Spago’da brunch, şimdiye kadar ki deneyimlerinizden oldukça farklı. Oscar ödül törenlerinin resmi partilerini düzenleyen şefin menüsünde, kendinizi gerçek bir Hollywood yıldızı gibi hissedebilirsiniz.
Yağmurlu bir pazar sabahı, karnım iyice aç, Nişantaşı’nda geçtiğimiz mart ayında açılan ve şehirdeki favori restoranlarımdan biri olan Spago’da brunch’a davetliyim. St. Regis Oteli’nin teras katında yer alan restorana çıkar çıkmaz içim açılıyor. Dışarıdaki kapalı havaya rağmen Maçka Parkı’nın yeşilliklerine ve Dolmabahçe üzerinden Boğaz’a bakan Spago, ferah ve aydınlık havasıyla “Günaydın!” diyor bana.
Masalara kolalı beyaz örtüler serilmiş, arka fonda hafif bir müzik çalıyor, garsonlar ahenk içinde servise başlamışlar.
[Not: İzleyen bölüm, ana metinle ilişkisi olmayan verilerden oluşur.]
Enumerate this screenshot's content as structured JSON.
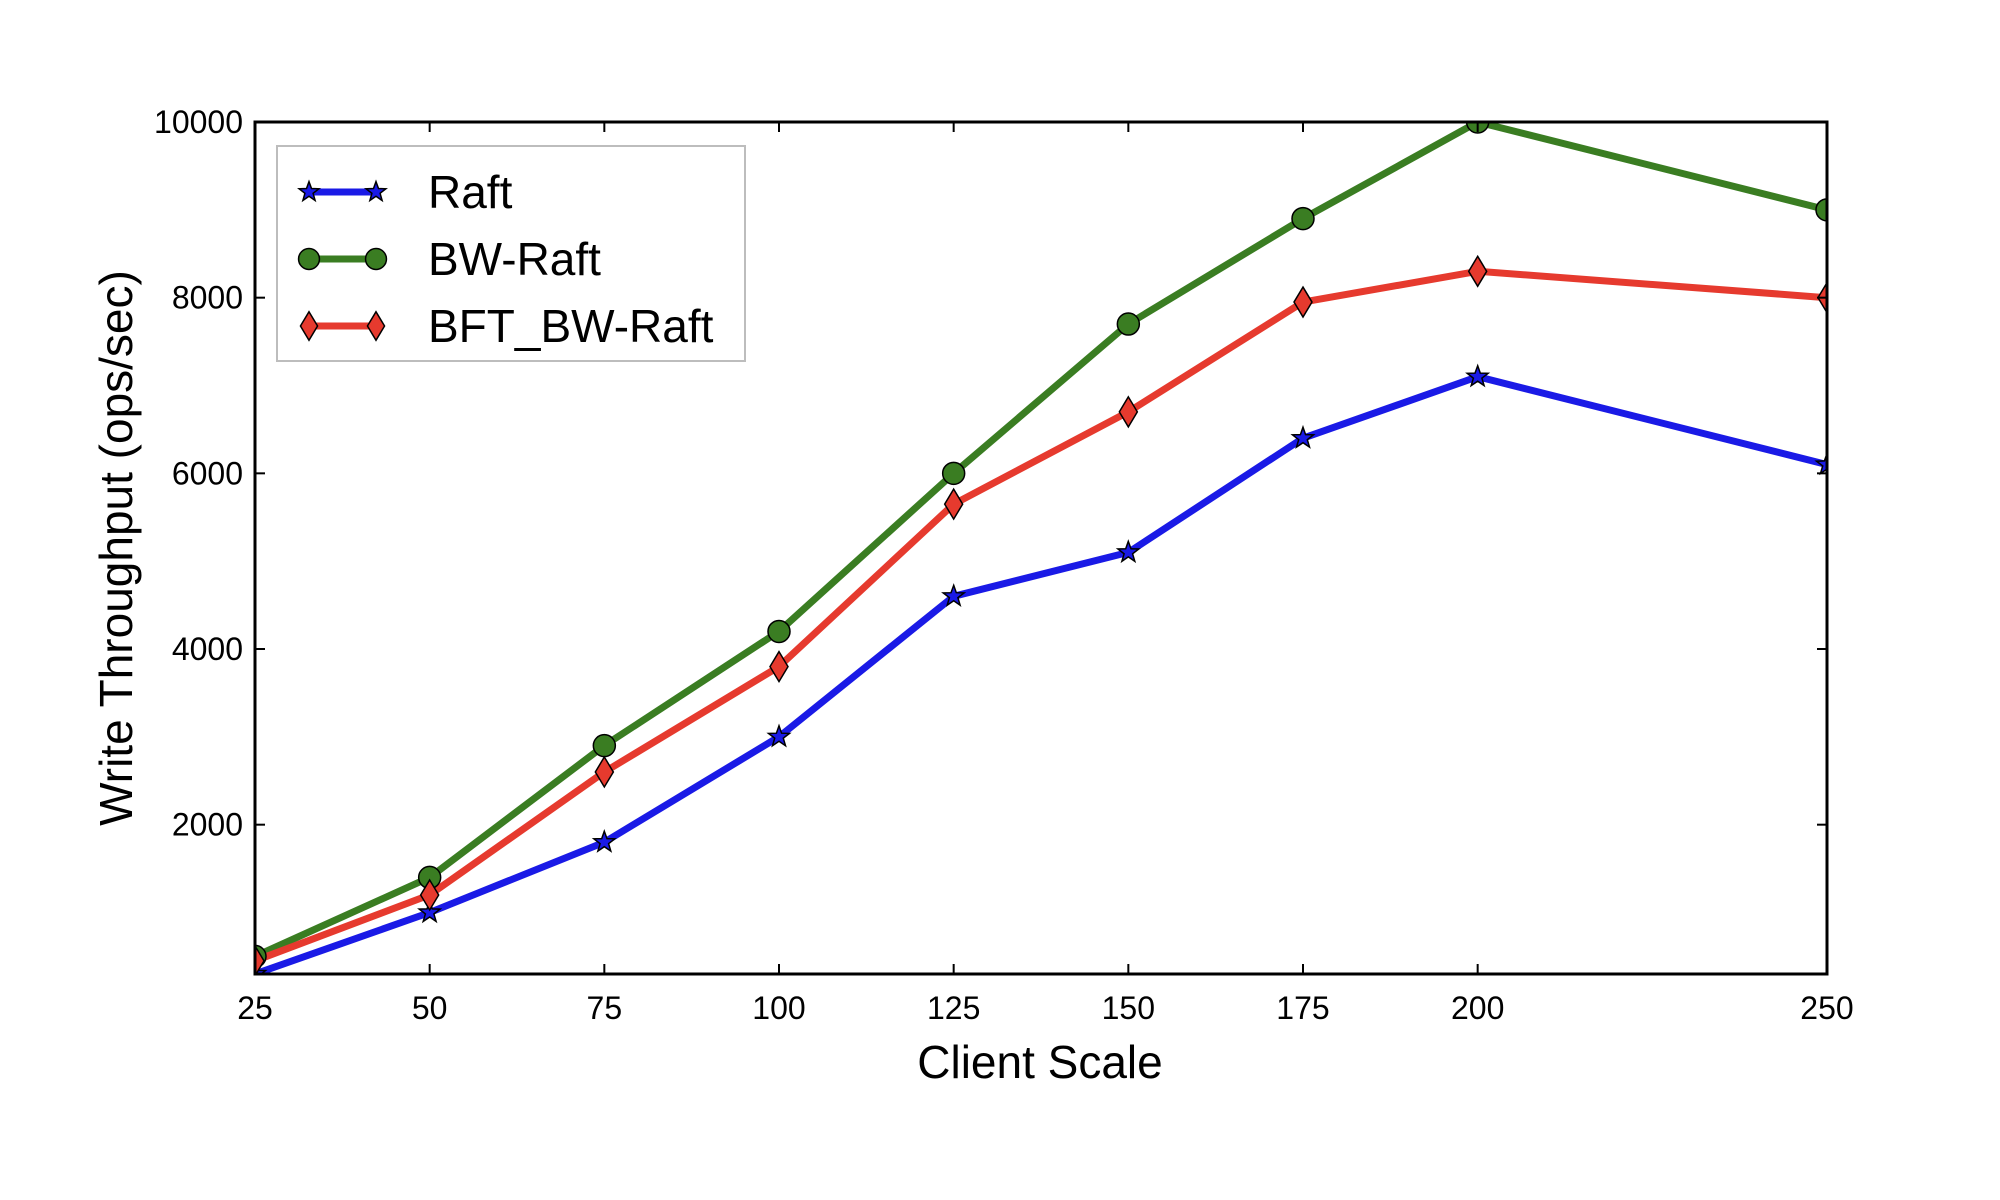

Normalde sadece öğle ve akşam servisine açık olan Spago’da bugün, 11 Ekim’de ilk kez pazar brunch’ı servis ediliyor. Alışkanlıktan gözlerim gayri ihtiyari bir açık büfe arıyor. Brunch deyince nedense bir büfe olmalıymış diye düşünüyorum. Halbuki Spago’nun iki Michelin yıldızlı şefi Wolfgang Puck, farklı bir brunch hayal etmiş ve hayata geçirmiş restoranında. 21 sene üst üste Oscar ödül törenlerinin resmi partilerini düzenleyen şef, Spago’daki brunch menüsünde seyahatlerinde keşfettiği favori lezzetlerini ve kendi imzasını taşıyan yemeklerini açık büfede değil; sofrayı donatarak sunuyor misafirlerine.
İlk etapta klasik kahvaltıyı çağrıştıran lezzetler geliyor masamıza. Tereyağı, ev yapımı reçeller, kruvasan, foccaccia ve simitten oluşan türlü türlü hamur işleri ile başlıyor ziyafetimiz. Hemen ardından ışıl ışıl Prosecco kadehleriyle beraber şefin ‘Amuse Bouche’ları yani tuna tartar külahları, falafel makaronlar ve mini burgerler ekleniyor lezzet serüvenine. ‘Amuse Bouche’ Fransız lokanta geleneğinden gelen, tercümesi “damak hoşluğu” olan, yemek öncesi minik tatlar anlamına geliyor…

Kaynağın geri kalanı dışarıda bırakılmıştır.